I lift a shoulder in a half-shrug. ‘I don’t like that sort of thing. I had to talk to strangers, I felt…’

‘You felt what?’ He’s focused on me, intent.

‘I don’t suppose you’d understand.’ I sit down in the green chair and shake the mouse to wake the laptop.

‘Try me.’

‘Fat, and old, and… common.’ He blinks at me. I laugh. ‘I know. Ridiculous. I mean, to feel common. The rest of it… Anyway, it’s my chip, I forget about it sometimes but it’s flipping massive.’ I laugh again.

‘The chip on your shoulder? Can’t say I’ve noticed.’ He looks perfectly serious but I’m suspicious.

‘Are you taking the piss?’

He grins at me. ‘Not really. A bit. Anyway, you’re not fat, are you, or old. And you’re certainly not common.’

‘I am, though. I mean your brother’s a lord. Not that I care if he is, or if I am. But it’s hard not to think about how all the women in my mum’s family were domestic servants. For the last two hundred years or something.’ I stand up and stretch, my elbows cracking. ‘Probably longer. It’s like a race memory. I’d have been scrubbing things, not flouncing about eating canapes.’ I deliberately don’t pronounce the accent. ‘A hundred years ago, neither of you’d have been speaking to me, would you, except to give orders, or…’ I can’t quite express what I mean. ‘It made me uncomfortable.’

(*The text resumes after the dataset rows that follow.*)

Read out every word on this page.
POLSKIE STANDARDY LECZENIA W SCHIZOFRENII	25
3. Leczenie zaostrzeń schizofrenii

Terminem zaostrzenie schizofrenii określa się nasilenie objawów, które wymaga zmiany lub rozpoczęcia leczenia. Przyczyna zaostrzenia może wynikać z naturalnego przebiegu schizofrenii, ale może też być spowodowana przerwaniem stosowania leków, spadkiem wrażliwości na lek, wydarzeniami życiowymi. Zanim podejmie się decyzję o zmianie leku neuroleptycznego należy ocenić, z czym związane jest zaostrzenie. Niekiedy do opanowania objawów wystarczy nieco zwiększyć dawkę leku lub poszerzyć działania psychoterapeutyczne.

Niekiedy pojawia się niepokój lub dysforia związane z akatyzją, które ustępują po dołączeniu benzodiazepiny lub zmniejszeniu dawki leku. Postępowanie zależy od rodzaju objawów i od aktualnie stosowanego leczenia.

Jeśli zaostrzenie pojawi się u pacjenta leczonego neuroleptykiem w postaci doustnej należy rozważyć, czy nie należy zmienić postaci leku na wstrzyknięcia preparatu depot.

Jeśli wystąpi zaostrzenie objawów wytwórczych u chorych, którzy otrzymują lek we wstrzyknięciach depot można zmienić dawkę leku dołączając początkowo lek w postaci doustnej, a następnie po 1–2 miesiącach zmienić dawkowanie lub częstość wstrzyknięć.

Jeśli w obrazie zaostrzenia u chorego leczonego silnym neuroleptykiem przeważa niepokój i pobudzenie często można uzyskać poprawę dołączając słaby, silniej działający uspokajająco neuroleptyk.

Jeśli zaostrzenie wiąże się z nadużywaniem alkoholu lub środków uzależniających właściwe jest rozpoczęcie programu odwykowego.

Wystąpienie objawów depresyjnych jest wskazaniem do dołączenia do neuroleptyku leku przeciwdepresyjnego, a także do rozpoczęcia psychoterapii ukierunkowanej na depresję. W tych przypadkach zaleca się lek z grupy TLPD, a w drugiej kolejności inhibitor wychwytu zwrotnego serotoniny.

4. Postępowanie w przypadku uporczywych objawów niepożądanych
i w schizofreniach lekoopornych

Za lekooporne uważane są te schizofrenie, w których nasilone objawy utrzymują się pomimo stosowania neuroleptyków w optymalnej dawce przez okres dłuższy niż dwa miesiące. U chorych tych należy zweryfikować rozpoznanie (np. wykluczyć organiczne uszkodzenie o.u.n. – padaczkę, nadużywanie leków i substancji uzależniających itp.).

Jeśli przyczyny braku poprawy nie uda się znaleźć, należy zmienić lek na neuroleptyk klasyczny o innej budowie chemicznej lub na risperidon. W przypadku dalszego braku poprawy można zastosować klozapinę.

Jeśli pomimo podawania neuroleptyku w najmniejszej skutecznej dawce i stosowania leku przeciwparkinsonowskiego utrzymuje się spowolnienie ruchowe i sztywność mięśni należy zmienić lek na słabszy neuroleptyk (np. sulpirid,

‘A hundred years ago we’d have been drowning in mud at the Somme,’ he says. ‘Too busy to shout at the staff.’

‘Oh. Well. Perhaps. But you’re a bit old, aren’t you? I know you’re doing the same thing as me,’ I add, ‘thinking of yourself as a young man. Like I see myself as a kitchen maid, whereas I’d hope I’d have been a cook or housekeeper by the time I got to my age, and you’d be a general, or too old to fight.’

He frowns at me. ‘I suppose so,’ he says. ‘You’re right, I’m always twenty in my head.’

‘I know. Depressing, isn’t it?’

Ten

It’s the beginning of July and I’ve been working at the bookshop for nearly two months. I’ve taken over the window displays, which have improved one hundred per cent if I do say so myself. The Twitter account, much to Edward’s horror, is a resounding success and I’ve been Instagramming pictures of books, and actually posting things on the Facebook page Rory’s brother set up five years ago.

‘I don’t know why you bother,’ he says. ‘I won’t do any of this when you’ve gone.’

‘Make it part of my replacement’s role. E-marketing.’

‘Jesus.’

‘We’ve got more than five hundred Twitter followers already,’ I say. ‘I think that’s pretty good going. And loads of them are actual people, not just other bookshops.’ I’m opening boxes, three of which arrived this morning, and unpacking the contents. I stack books on the floor by the counter.